The most significant contribution adapter Upton adds to the text is the imposition of naturalistic dialogue: halts, awkward pauses, simultaneous speeches. Aside from asking them to declaim while riding a unicycle, this is about the most difficult thing a playwright can require of actors. When it works – as it does, brilliantly when Hedda confronts, and then comforts, an old lover (Adam Jones Segaller) early in Act two – it is a thing of beauty, and it melts our hearts. When it doesn’t – as it doesn’t, unfortunately, in the scene between Hedda’s aunt-by-marriage (Martha Karl) and the maid (Caitlin Smith) at the very top of the play – it takes us directly out of the play, and back to the dreary, baleful February night awaiting us.

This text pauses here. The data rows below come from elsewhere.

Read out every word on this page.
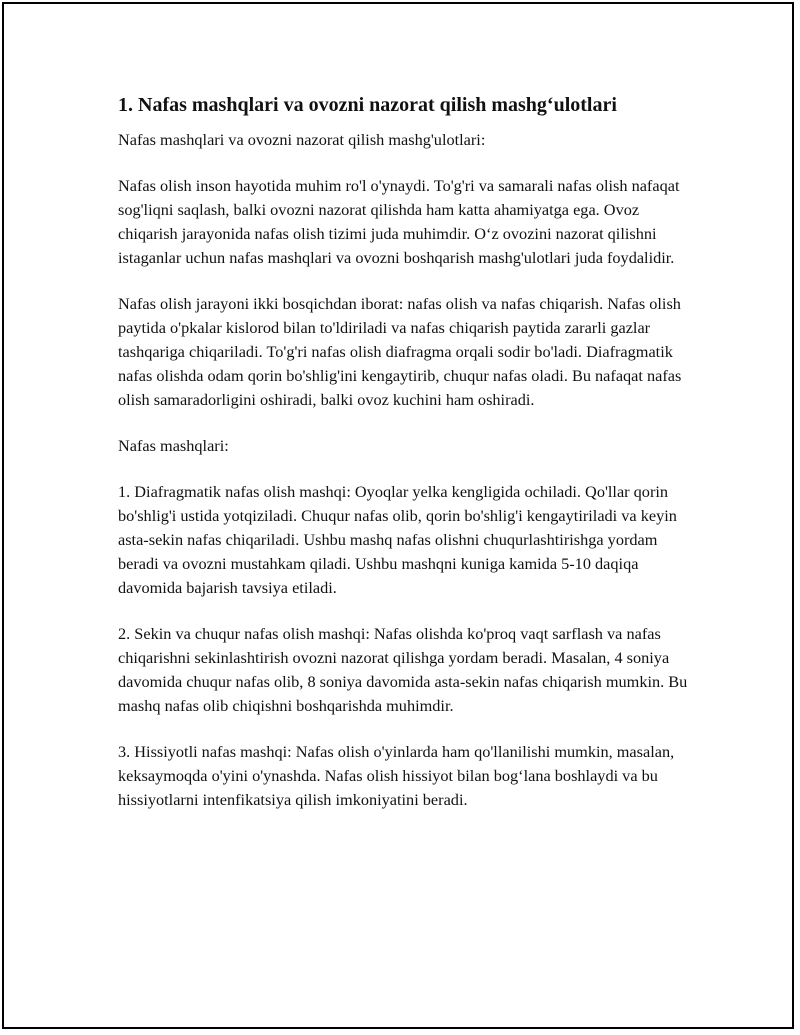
1. Nafas mashqlari va ovozni nazorat qilish mashg‘ulotlari

Nafas mashqlari va ovozni nazorat qilish mashg'ulotlari:

Nafas olish inson hayotida muhim ro'l o'ynaydi. To'g'ri va samarali nafas olish nafaqat sog'liqni saqlash, balki ovozni nazorat qilishda ham katta ahamiyatga ega. Ovoz chiqarish jarayonida nafas olish tizimi juda muhimdir. O‘z ovozini nazorat qilishni istaganlar uchun nafas mashqlari va ovozni boshqarish mashg'ulotlari juda foydalidir.

Nafas olish jarayoni ikki bosqichdan iborat: nafas olish va nafas chiqarish. Nafas olish paytida o'pkalar kislorod bilan to'ldiriladi va nafas chiqarish paytida zararli gazlar tashqariga chiqariladi. To'g'ri nafas olish diafragma orqali sodir bo'ladi. Diafragmatik nafas olishda odam qorin bo'shlig'ini kengaytirib, chuqur nafas oladi. Bu nafaqat nafas olish samaradorligini oshiradi, balki ovoz kuchini ham oshiradi.

Nafas mashqlari:

1. Diafragmatik nafas olish mashqi: Oyoqlar yelka kengligida ochiladi. Qo'llar qorin bo'shlig'i ustida yotqiziladi. Chuqur nafas olib, qorin bo'shlig'i kengaytiriladi va keyin asta-sekin nafas chiqariladi. Ushbu mashq nafas olishni chuqurlashtirishga yordam beradi va ovozni mustahkam qiladi. Ushbu mashqni kuniga kamida 5-10 daqiqa davomida bajarish tavsiya etiladi.

2. Sekin va chuqur nafas olish mashqi: Nafas olishda ko'proq vaqt sarflash va nafas chiqarishni sekinlashtirish ovozni nazorat qilishga yordam beradi. Masalan, 4 soniya davomida chuqur nafas olib, 8 soniya davomida asta-sekin nafas chiqarish mumkin. Bu mashq nafas olib chiqishni boshqarishda muhimdir.

3. Hissiyotli nafas mashqi: Nafas olish o'yinlarda ham qo'llanilishi mumkin, masalan, keksaymoqda o'yini o'ynashda. Nafas olish hissiyot bilan bog‘lana boshlaydi va bu hissiyotlarni intenfikatsiya qilish imkoniyatini beradi.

This maddening parade of brilliant touches followed by clunkers infects the entire production. Karl and Smith, their faces hidden by fans, periodically moor themselves on the periphery of the stage, repeating phrases or sounds suggested by dialogue. The effect is eerie, and it reinforces the claustrophobia which afflicts Hedda’s universe. On the other hand, the production uses a standard device – dimming the lights, and playing a minor piano chord – to show the passage of time, and in wretched excess. The amount of time which is supposed to pass during these mini-concertos appeared to me to average about four minutes, and by the tenth repetition the device verged on parody.
The best news of this production is the bravura breakthrough performance by Haney as the title character. Previously confined to smaller supporting roles (in her last WSC production, she delivered stage directions, sometimes in French) Haney here shows great range and precision in successfully presenting one of the most complex women in classical theater. In Upton’s reimagining of the piece, Hedda is a huge engine of calculating self-interest – “a machine on top of an animal,” as Anthony Burgess once said of Napoleon – whose human terror and despair is glimpsed only briefly toward the end of the play. Haney’s Hedda, snarling, rapacious, seductive, witty, and yet a realist whose regret over the choices she made flash through occasionally, ignites the stage every time she opens her mouth.
The second pleasing revelation is the performance of Frank Britton as the übercynical Judge Brack. Britton has hitherto played men of mild decency and dignity with great success, but has not shown terrific range on stage. Here, he gives a crackling performance as a man whose photo would appear next to a dictionary definition of judicial misconduct, reminding us of how much fun it is to be evil. He is obviously ready for the full range of dramatic roles.
This is not to suggest that Haney’s and Britton’s were the only fine performances. We’ve come to expect excellence from Kathleen Akerley, Daniel Eichner and Segaller (who electrified the stage in Rorschach’s Kit Marlowe), and we get it.
In brief, Hedda Gabler is the story of a beautiful woman who has decided to marry Jorgen Tesman (Eichner), an academic of limited skill and ambition who adores her, rather than his brilliant, drunken colleague Lovborg (Segaller), who actually loves her. Tesman, a historian who spent most of his honeymoon doing field work, is desperate for a University appointment so that he can continue to keep Hedda in the style to which she would prefer to become accustomed. Lovborg, who has thrown off the drink with great difficulty, has (with a lover and silent partner played by Akerley) written a fabulously successful treatise and is ready to introduce an even more significant work. Hedda, recognizing that her old lover is a threat to her new husband’s prosperity, reintroduces Lovborg to the sauce, and after that the bad things happen.
Eichner, Segaller, Akerley, Britton, and especially Haney bubble and crackle with mischief and misery – except when the lights go down, we hear the piano chord and, dammit, there’s another eighteen-minute gap. When the production doesn’t get in the way of the performances, Hedda Gabler is almost riveting – but then there is some annoying snafu, and we lose track: there is no toe in Jorgen Tesman’s sock, or Segaller, for no apparent reason, is wearing a see-through shirt, or someone misses a light cue and we watch the last five minutes of the first act with the house lights up.
Ah, well. “A man’s reach should exceed his grasp,” Robert Browning said, “or what’s a heaven for?” Director Henley, reaching for heaven, has landed somewhere closer to earth, but has nonetheless managed to wrestle some wonderful performances out of the process.
- Running Time: 2:10, including one intermission.
- When: thru March 9. Thursdays through Saturdays at 8; Saturdays and Sundays at 2.
- Where: Clark Street Playhouse, 601 S. Clark Street, Crystal City, VA.
- Tickets: Thursday tickets are $25; Friday and Sunday tickets are $30; Saturday evening tickets are $35; and Saturday afternoon tickets are PWYC.